Moreover, one in ten stated that they had suicidal thoughts during the investigation, and the case of one doctor lasted for seven years – as determined by the Medical Protection Society (MPS).

These tests are carried out by the Irish Medical Council (IMC) to protect the public. However, doctors examined over the past five years told MPS of long delays in the process.

One of them said he was stressed by the “unfounded complaint” and “the seven years it took for the Medical Council to deal with this case.” In another example, a doctor stated that their case had “dragged on for three years.”

A physician reflecting on the board’s role stated that while its function is to protect the public, “this function can be exercised with empathy not only for the patient involved but also for the physician.”

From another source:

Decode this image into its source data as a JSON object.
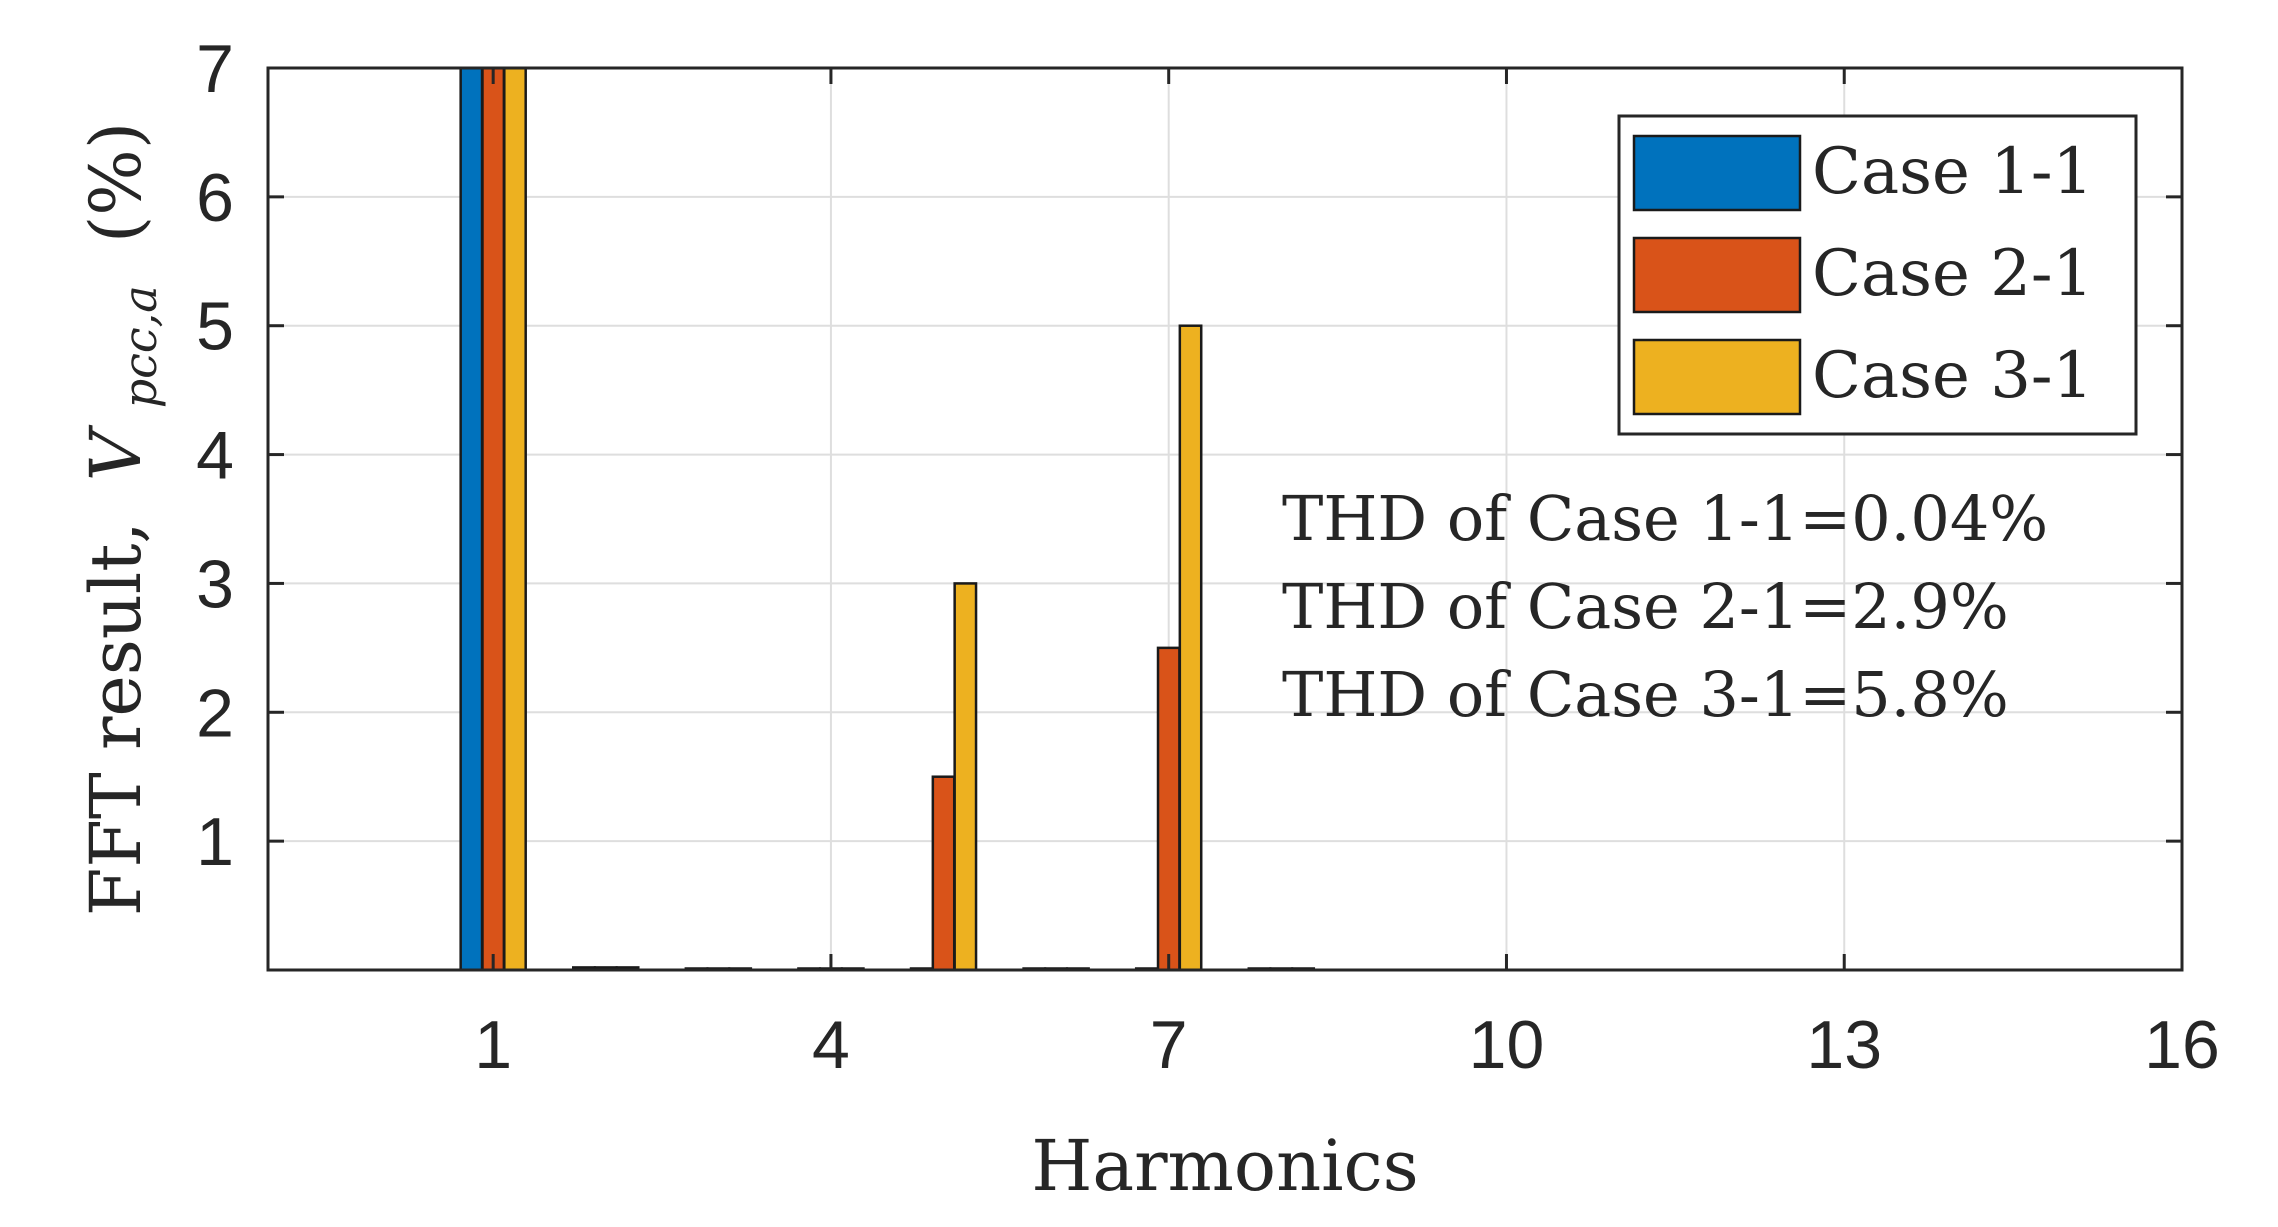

One doctor said: “The Medical Council was cold and heartless and no one cared about the impact this process would have on my mental health and well-being.”

Of 117 doctors surveyed over the past five years, approximately 77% saw a negative impact on their mental health and 93% experienced stress and anxiety.

About 24% considered quitting their job, and 10% left or took early retirement. During the investigation, 12% of people experienced suicidal thoughts.

MPS deputy medical director Dr James Thorpe said he supported doctors in the complaints process and called for an “urgent review”.

We’re seeing the toll the investigation is taking on the mental health of those involved, and the survey results are disturbing. Members tell us that the length of an investigation has the greatest impact on their mental health, and unfortunately this is no surprise.

He also called on the government to initiate legislative work that would give the IMC the power to select cases and act more quickly.

In response to the survey, the IMC said it was aware of the concerns and that some of the recommendations issued had been implemented previously and others would be implemented soon.

Last year there were 29,488 doctors on the council’s register. They opened 353 complaints, representing 1.3% of doctors. Approximately 61 complaints were forwarded to the Practice Adjustment Committee.

IMC president Dr. Suzanne Crowe previously said irish examiner, understands from unpublished remarks that investigations could take “months or years” to complete.

“We often have to obtain medical charts from hospitals, and that is extremely time-consuming,” she said. “We need to get reports from experts, take them into account, meet again and discuss the cases.”

An IMC spokeswoman said the reforms aim to make the process more transparent for both patients making complaints and doctors.

She admitted that “doctors find dealing with complaints very stressful” and added that patients also find the process “difficult”.

“Our goal to take a more compassionate approach will focus on clear and timely communication, increasing transparency,” she said.